Date Of Execution: 21 Dec 1911
Crime Location: Rickmansworth Park
Execution Place: St Albans
Executioner: John Ellis
Charles Coleman was convicted of the murder of Rose Anna Gurney 49 and sentenced to death
He stabbed her to death in Rickmansworth Park on 15 July 1911 shortly after being released from prison.
Charles Coleman had many previous convictions for theft and in 1897 he was sentenced to 9-months hard labour for unlawful wounding after he cut a woman's throat. The woman had had to jump out of a window to escape him.
In February 1911 he was sentenced to 6-months hard labour for maiming a dog by cutting off its penis while it was fast to a bitch.
After being released from St. Albans Prison on 15 July 1911 he met Rose Gurney soon after and went to Rickmansworth with her. He had known her before and had once lodged in the same street as her.
They were later seen drinking at a pub and then later again seen by a night watchman together in the road at 10pm. The night watchman said that Charles Coleman had had his arm round Rose Gurney's neck but said that he lost sight of them at the style leading into the park.
Rose Gurney was found dead the next morning under a tree not far from the style.
She had several stab wounds in her chest, two of which could have been fatal. She also had nine stab wounds on her left buttock which were thought to have been inflicted after she died, and three stab wounds on her back higher up. She also had cuts on the backs of both of her hands.
When she was found her clothes were lifted above her knees, but the doctor said that he could not say whether connection had taken place.
Parcels that Rose Gurney had bought earlier on in the day when she had been shopping were found lying beside her.
The purse that she had taken out with her was not found, but one farthing was found lying under her body.
Charles Coleman was found later that afternoon in a pub about four miles away. He had a pocket knife on him that the wounds to Rose Gurney could have been inflicted with and his clothes were covered with blood, especially his right sleeve and shoulder. It was noted that some of the stains had been washed.
When questioned, Charles Coleman admitted that he had been with Rose Gurney the night before but said that he had left her talking to two men just about where the night watchman had seen him.
He later said, 'I hope they will bloody-well hang me. I am not afraid to die'.

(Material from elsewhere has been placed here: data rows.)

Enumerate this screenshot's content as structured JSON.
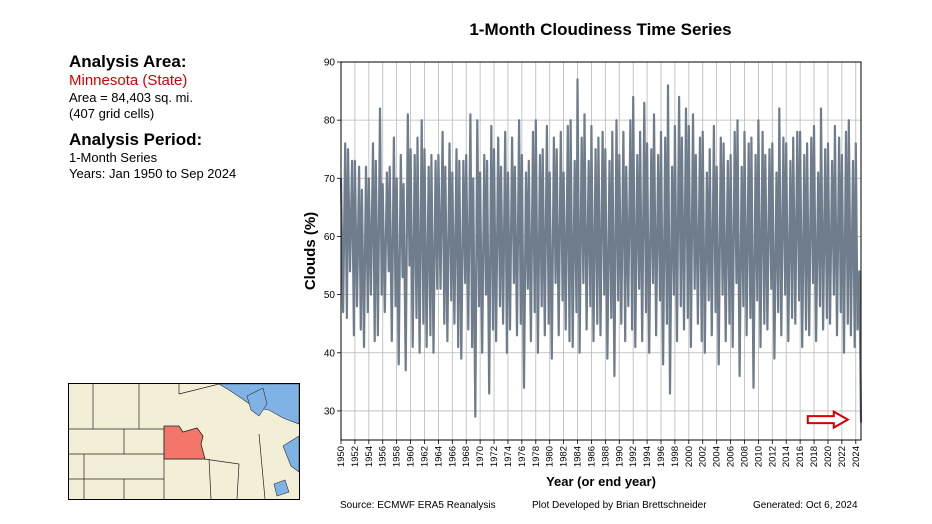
{
  "left_panel": {
    "area_heading": "Analysis Area:",
    "region_name": "Minnesota (State)",
    "area_text": "Area = 84,403 sq. mi.",
    "cells_text": "(407 grid cells)",
    "period_heading": "Analysis Period:",
    "series_text": "1-Month Series",
    "years_text": "Years: Jan 1950 to Sep 2024"
  },
  "footer": {
    "source": "Source: ECMWF ERA5 Reanalysis",
    "developer": "Plot Developed by Brian Brettschneider",
    "generated": "Generated: Oct 6, 2024"
  },
  "colors": {
    "line": "#6e7c8c",
    "highlight_state": "#f4766a",
    "map_land": "#f3efd6",
    "map_water": "#7fb2e5",
    "arrow": "#d40000"
  },
  "chart_data": {
    "type": "line",
    "title": "1-Month Cloudiness Time Series",
    "xlabel": "Year (or end year)",
    "ylabel": "Clouds (%)",
    "ylim": [
      25,
      90
    ],
    "xlim": [
      1950,
      2024.75
    ],
    "yticks": [
      30,
      40,
      50,
      60,
      70,
      80,
      90
    ],
    "xticks": [
      "1950",
      "1952",
      "1954",
      "1956",
      "1958",
      "1960",
      "1962",
      "1964",
      "1966",
      "1968",
      "1970",
      "1972",
      "1974",
      "1976",
      "1978",
      "1980",
      "1982",
      "1984",
      "1986",
      "1988",
      "1990",
      "1992",
      "1994",
      "1996",
      "1998",
      "2000",
      "2002",
      "2004",
      "2006",
      "2008",
      "2010",
      "2012",
      "2014",
      "2016",
      "2018",
      "2020",
      "2022",
      "2024"
    ],
    "grid": true,
    "series": [
      {
        "points": [
          [
            1950.0,
            70
          ],
          [
            1950.3,
            47
          ],
          [
            1950.6,
            76
          ],
          [
            1950.85,
            46
          ],
          [
            1951.0,
            75
          ],
          [
            1951.3,
            54
          ],
          [
            1951.6,
            73
          ],
          [
            1951.85,
            43
          ],
          [
            1952.0,
            73
          ],
          [
            1952.3,
            48
          ],
          [
            1952.6,
            72
          ],
          [
            1952.85,
            44
          ],
          [
            1953.0,
            68
          ],
          [
            1953.3,
            41
          ],
          [
            1953.6,
            72
          ],
          [
            1953.85,
            47
          ],
          [
            1954.0,
            70
          ],
          [
            1954.3,
            50
          ],
          [
            1954.6,
            76
          ],
          [
            1954.85,
            42
          ],
          [
            1955.0,
            73
          ],
          [
            1955.3,
            43
          ],
          [
            1955.6,
            82
          ],
          [
            1955.85,
            50
          ],
          [
            1956.0,
            69
          ],
          [
            1956.3,
            47
          ],
          [
            1956.6,
            71
          ],
          [
            1956.85,
            54
          ],
          [
            1957.0,
            72
          ],
          [
            1957.3,
            42
          ],
          [
            1957.6,
            77
          ],
          [
            1957.85,
            48
          ],
          [
            1958.0,
            70
          ],
          [
            1958.3,
            38
          ],
          [
            1958.6,
            74
          ],
          [
            1958.85,
            53
          ],
          [
            1959.0,
            69
          ],
          [
            1959.3,
            37
          ],
          [
            1959.6,
            81
          ],
          [
            1959.85,
            55
          ],
          [
            1960.0,
            75
          ],
          [
            1960.3,
            41
          ],
          [
            1960.6,
            74
          ],
          [
            1960.85,
            46
          ],
          [
            1961.0,
            77
          ],
          [
            1961.3,
            40
          ],
          [
            1961.6,
            80
          ],
          [
            1961.85,
            45
          ],
          [
            1962.0,
            75
          ],
          [
            1962.3,
            41
          ],
          [
            1962.6,
            72
          ],
          [
            1962.85,
            43
          ],
          [
            1963.0,
            74
          ],
          [
            1963.3,
            40
          ],
          [
            1963.6,
            73
          ],
          [
            1963.85,
            51
          ],
          [
            1964.0,
            74
          ],
          [
            1964.3,
            51
          ],
          [
            1964.6,
            78
          ],
          [
            1964.85,
            45
          ],
          [
            1965.0,
            72
          ],
          [
            1965.3,
            42
          ],
          [
            1965.6,
            76
          ],
          [
            1965.85,
            49
          ],
          [
            1966.0,
            71
          ],
          [
            1966.3,
            45
          ],
          [
            1966.6,
            75
          ],
          [
            1966.85,
            41
          ],
          [
            1967.0,
            73
          ],
          [
            1967.3,
            39
          ],
          [
            1967.6,
            73
          ],
          [
            1967.85,
            52
          ],
          [
            1968.0,
            74
          ],
          [
            1968.3,
            44
          ],
          [
            1968.6,
            81
          ],
          [
            1968.85,
            41
          ],
          [
            1969.0,
            70
          ],
          [
            1969.3,
            29
          ],
          [
            1969.6,
            80
          ],
          [
            1969.85,
            48
          ],
          [
            1970.0,
            71
          ],
          [
            1970.3,
            40
          ],
          [
            1970.6,
            74
          ],
          [
            1970.85,
            50
          ],
          [
            1971.0,
            73
          ],
          [
            1971.3,
            33
          ],
          [
            1971.6,
            79
          ],
          [
            1971.85,
            44
          ],
          [
            1972.0,
            75
          ],
          [
            1972.3,
            42
          ],
          [
            1972.6,
            77
          ],
          [
            1972.85,
            48
          ],
          [
            1973.0,
            72
          ],
          [
            1973.3,
            45
          ],
          [
            1973.6,
            78
          ],
          [
            1973.85,
            40
          ],
          [
            1974.0,
            71
          ],
          [
            1974.3,
            44
          ],
          [
            1974.6,
            77
          ],
          [
            1974.85,
            52
          ],
          [
            1975.0,
            72
          ],
          [
            1975.3,
            43
          ],
          [
            1975.6,
            80
          ],
          [
            1975.85,
            45
          ],
          [
            1976.0,
            74
          ],
          [
            1976.3,
            34
          ],
          [
            1976.6,
            71
          ],
          [
            1976.85,
            51
          ],
          [
            1977.0,
            73
          ],
          [
            1977.3,
            42
          ],
          [
            1977.6,
            78
          ],
          [
            1977.85,
            47
          ],
          [
            1978.0,
            80
          ],
          [
            1978.3,
            40
          ],
          [
            1978.6,
            74
          ],
          [
            1978.85,
            48
          ],
          [
            1979.0,
            75
          ],
          [
            1979.3,
            43
          ],
          [
            1979.6,
            79
          ],
          [
            1979.85,
            45
          ],
          [
            1980.0,
            71
          ],
          [
            1980.3,
            39
          ],
          [
            1980.6,
            77
          ],
          [
            1980.85,
            52
          ],
          [
            1981.0,
            75
          ],
          [
            1981.3,
            43
          ],
          [
            1981.6,
            78
          ],
          [
            1981.85,
            49
          ],
          [
            1982.0,
            71
          ],
          [
            1982.3,
            44
          ],
          [
            1982.6,
            79
          ],
          [
            1982.85,
            42
          ],
          [
            1983.0,
            80
          ],
          [
            1983.3,
            41
          ],
          [
            1983.6,
            73
          ],
          [
            1983.85,
            47
          ],
          [
            1984.0,
            87
          ],
          [
            1984.3,
            40
          ],
          [
            1984.6,
            77
          ],
          [
            1984.85,
            52
          ],
          [
            1985.0,
            81
          ],
          [
            1985.3,
            44
          ],
          [
            1985.6,
            73
          ],
          [
            1985.85,
            48
          ],
          [
            1986.0,
            79
          ],
          [
            1986.3,
            42
          ],
          [
            1986.6,
            75
          ],
          [
            1986.85,
            45
          ],
          [
            1987.0,
            77
          ],
          [
            1987.3,
            43
          ],
          [
            1987.6,
            78
          ],
          [
            1987.85,
            50
          ],
          [
            1988.0,
            75
          ],
          [
            1988.3,
            39
          ],
          [
            1988.6,
            73
          ],
          [
            1988.85,
            46
          ],
          [
            1989.0,
            78
          ],
          [
            1989.3,
            36
          ],
          [
            1989.6,
            80
          ],
          [
            1989.85,
            49
          ],
          [
            1990.0,
            74
          ],
          [
            1990.3,
            45
          ],
          [
            1990.6,
            78
          ],
          [
            1990.85,
            42
          ],
          [
            1991.0,
            72
          ],
          [
            1991.3,
            48
          ],
          [
            1991.6,
            80
          ],
          [
            1991.85,
            44
          ],
          [
            1992.0,
            84
          ],
          [
            1992.3,
            41
          ],
          [
            1992.6,
            74
          ],
          [
            1992.85,
            51
          ],
          [
            1993.0,
            78
          ],
          [
            1993.3,
            42
          ],
          [
            1993.6,
            83
          ],
          [
            1993.85,
            47
          ],
          [
            1994.0,
            76
          ],
          [
            1994.3,
            40
          ],
          [
            1994.6,
            75
          ],
          [
            1994.85,
            52
          ],
          [
            1995.0,
            81
          ],
          [
            1995.3,
            43
          ],
          [
            1995.6,
            74
          ],
          [
            1995.85,
            49
          ],
          [
            1996.0,
            78
          ],
          [
            1996.3,
            38
          ],
          [
            1996.6,
            77
          ],
          [
            1996.85,
            45
          ],
          [
            1997.0,
            86
          ],
          [
            1997.3,
            33
          ],
          [
            1997.6,
            72
          ],
          [
            1997.85,
            50
          ],
          [
            1998.0,
            79
          ],
          [
            1998.3,
            42
          ],
          [
            1998.6,
            84
          ],
          [
            1998.85,
            48
          ],
          [
            1999.0,
            77
          ],
          [
            1999.3,
            44
          ],
          [
            1999.6,
            82
          ],
          [
            1999.85,
            46
          ],
          [
            2000.0,
            79
          ],
          [
            2000.3,
            41
          ],
          [
            2000.6,
            81
          ],
          [
            2000.85,
            51
          ],
          [
            2001.0,
            74
          ],
          [
            2001.3,
            45
          ],
          [
            2001.6,
            77
          ],
          [
            2001.85,
            42
          ],
          [
            2002.0,
            78
          ],
          [
            2002.3,
            40
          ],
          [
            2002.6,
            71
          ],
          [
            2002.85,
            49
          ],
          [
            2003.0,
            75
          ],
          [
            2003.3,
            43
          ],
          [
            2003.6,
            79
          ],
          [
            2003.85,
            47
          ],
          [
            2004.0,
            72
          ],
          [
            2004.3,
            38
          ],
          [
            2004.6,
            77
          ],
          [
            2004.85,
            50
          ],
          [
            2005.0,
            76
          ],
          [
            2005.3,
            42
          ],
          [
            2005.6,
            73
          ],
          [
            2005.85,
            45
          ],
          [
            2006.0,
            74
          ],
          [
            2006.3,
            41
          ],
          [
            2006.6,
            78
          ],
          [
            2006.85,
            52
          ],
          [
            2007.0,
            80
          ],
          [
            2007.3,
            36
          ],
          [
            2007.6,
            72
          ],
          [
            2007.85,
            48
          ],
          [
            2008.0,
            78
          ],
          [
            2008.3,
            43
          ],
          [
            2008.6,
            76
          ],
          [
            2008.85,
            46
          ],
          [
            2009.0,
            77
          ],
          [
            2009.3,
            34
          ],
          [
            2009.6,
            74
          ],
          [
            2009.85,
            49
          ],
          [
            2010.0,
            80
          ],
          [
            2010.3,
            41
          ],
          [
            2010.6,
            78
          ],
          [
            2010.85,
            45
          ],
          [
            2011.0,
            74
          ],
          [
            2011.3,
            44
          ],
          [
            2011.6,
            75
          ],
          [
            2011.85,
            51
          ],
          [
            2012.0,
            76
          ],
          [
            2012.3,
            39
          ],
          [
            2012.6,
            71
          ],
          [
            2012.85,
            47
          ],
          [
            2013.0,
            82
          ],
          [
            2013.3,
            43
          ],
          [
            2013.6,
            77
          ],
          [
            2013.85,
            50
          ],
          [
            2014.0,
            76
          ],
          [
            2014.3,
            42
          ],
          [
            2014.6,
            73
          ],
          [
            2014.85,
            46
          ],
          [
            2015.0,
            77
          ],
          [
            2015.3,
            45
          ],
          [
            2015.6,
            78
          ],
          [
            2015.85,
            49
          ],
          [
            2016.0,
            78
          ],
          [
            2016.3,
            41
          ],
          [
            2016.6,
            74
          ],
          [
            2016.85,
            44
          ],
          [
            2017.0,
            76
          ],
          [
            2017.3,
            43
          ],
          [
            2017.6,
            77
          ],
          [
            2017.85,
            52
          ],
          [
            2018.0,
            79
          ],
          [
            2018.3,
            42
          ],
          [
            2018.6,
            71
          ],
          [
            2018.85,
            48
          ],
          [
            2019.0,
            82
          ],
          [
            2019.3,
            44
          ],
          [
            2019.6,
            75
          ],
          [
            2019.85,
            46
          ],
          [
            2020.0,
            76
          ],
          [
            2020.3,
            45
          ],
          [
            2020.6,
            73
          ],
          [
            2020.85,
            50
          ],
          [
            2021.0,
            79
          ],
          [
            2021.3,
            43
          ],
          [
            2021.6,
            77
          ],
          [
            2021.85,
            47
          ],
          [
            2022.0,
            74
          ],
          [
            2022.3,
            40
          ],
          [
            2022.6,
            78
          ],
          [
            2022.85,
            45
          ],
          [
            2023.0,
            80
          ],
          [
            2023.3,
            43
          ],
          [
            2023.6,
            73
          ],
          [
            2023.85,
            41
          ],
          [
            2024.0,
            76
          ],
          [
            2024.25,
            44
          ],
          [
            2024.5,
            54
          ],
          [
            2024.75,
            28
          ]
        ]
      }
    ]
  }
}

At his trial his defence was mainly that of insanity and a doctor that had treated him ten years earlier said that he thought him of unbalanced mind and liable to fits of depression. It was also heard from his relatives that he had had an accident about eight or nine years earlier and had not been the same since. It was also heard that after attacking the woman in 1897 Charles Coleman had tried to drown himself and had on some other occasions attempted suicide.
However, the doctor at Brixton Prison said that he had been observing Charles Coleman since 5 September 1911 and found him to be sane with no delusions. He said that he found him of a degenerate type, morose and sometimes depressed, but otherwise rational.
He was found guilty with no recommendation to mercy and his appeal was dismissed.